23/09/2015

L'évolution du libéralisme en Europe


Troisième partie de l'introduction de mon travail sur l'histoire des mouvements libertariens en Europe. Il s'agit ici de décrire à grands traits l'évolution du libéralisme en Europe durant la période contemporaine, ce qui m'amène à réduire de manière 
peut-être un peu abusive la complexité de contextes fort divers. 

 

Si on fait abstraction de ses racines antiques et médiévales, la philosophie libérale a vu le jour au XVIIème siècle, sous la plume de philosophes comme John Locke (1632-1704), comme une philosophie résolument favorable aux libertés individuelles et au respect de l'égalité en droits et fermement opposée à l'intervention de l’État dans la vie des individus et dans leurs affaires1. Elle s'est diffusée dans le contexte des monarchies européennes de l'Ancien Régime durant le XVIIIème siècle et s'incarne dans les premières années2 de la Révolution française3.

Dans la première moitié du XIXème siècle, la philosophie libérale continue d'influencer fortement la société dans son ensemble, et les révolutions de 18304 et de 1848 sont d'ailleurs souvent considérées comme des révolutions libérales. Toutefois, à partir de la seconde moitié du XIXème siècle, les mouvements socialistes, communistes, et anarcho-socialistes/communistes, concurrencent les mouvements libéraux et obtiennent une importante adhésion des masses.

Mais c'est dans la première moitié du XXème siècle que survient le véritable affaiblissement des mouvements libéraux. La Grande Dépression semble en effet, dans les esprits et mentalités de l'époque, porter un coup quasiment fatal aux idées de libre-marché en Europe et laisse face-à-face les planistes d'origine socialiste, communiste ou fasciste5. Toutefois, dans la seconde moitié du XXème siècle, le libéralisme refait surface. Cela est principalement dû à la crise de 1973, vécue comme l'échec des politiques keynésiennes favorables à l'intervention du gouvernement dans l'économie6. Par ailleurs, avec la chute du modèle soviétique en 1991, les idées planistes favorables à une société totalement étatisée sont en déroute.

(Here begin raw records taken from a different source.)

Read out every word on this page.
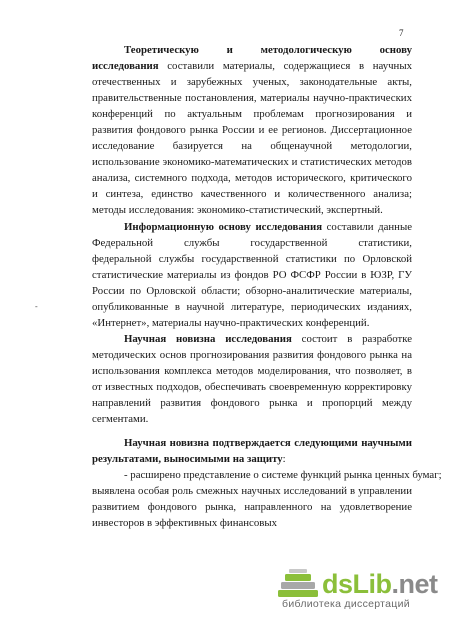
7
-
Теоретическую и методологическую основу
исследования составили материалы, содержащиеся в научных
отечественных и зарубежных ученых, законодательные акты,
правительственные постановления, материалы научно-практических
конференций по актуальным проблемам прогнозирования и
развития фондового рынка России и ее регионов. Диссертационное
исследование базируется на общенаучной методологии,
использование экономико-математических и статистических методов
анализа, системного подхода, методов исторического, критического
и синтеза, единство качественного и количественного анализа;
методы исследования: экономико-статистический, экспертный.
Информационную основу исследования составили данные
Федеральной службы государственной статистики,
федеральной службы государственной статистики по Орловской
статистические материалы из фондов РО ФСФР России в ЮЗР, ГУ
России по Орловской области; обзорно-аналитические материалы,
опубликованные в научной литературе, периодических изданиях,
«Интернет», материалы научно-практических конференций.
Научная новизна исследования состоит в разработке
методических основ прогнозирования развития фондового рынка на
использования комплекса методов моделирования, что позволяет, в
от известных подходов, обеспечивать своевременную корректировку
направлений развития фондового рынка и пропорций между
сегментами.
Научная новизна подтверждается следующими научными
результатами, выносимыми на защиту:
- расширено представление о системе функций рынка ценных бумаг;
выявлена особая роль смежных научных исследований в управлении
развитием фондового рынка, направленного на удовлетворение
инвесторов в эффективных финансовых
dsLib.net
библиотека диссертаций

Pourtant, le libéralisme classique ne domine pas les cultures politiques en Europe. Au contraire, aussi bien à droite chez les démocrates chrétiens (en Allemagne, en Italie) et les radicaux (en Suisse, en France), qu'à gauche dans la social-démocratie européenne, soit la totalité des forces politiques accédant au gouvernement durant ces quarante dernières années, se forme un consensus autour des idées welfaristes et interventionnistes, les premières favorables à l'existence d'un État-providence et les secondes à des formes d'intervention conséquentes de l’État dans l'économie7.

En outre, durant les premières années du XXIème siècle, le mot « libéralisme » ne signifie plus clairement « libéralisme classique », mais bien plus souvent un équivalent de la signification américaine du mot liberalism. Ce phénomène est nourri par une offensive de certains sociaux-démocrates et de certains intellectuels (notamment Catherine Audard8 en France) pour imposer ce nouveau sens9.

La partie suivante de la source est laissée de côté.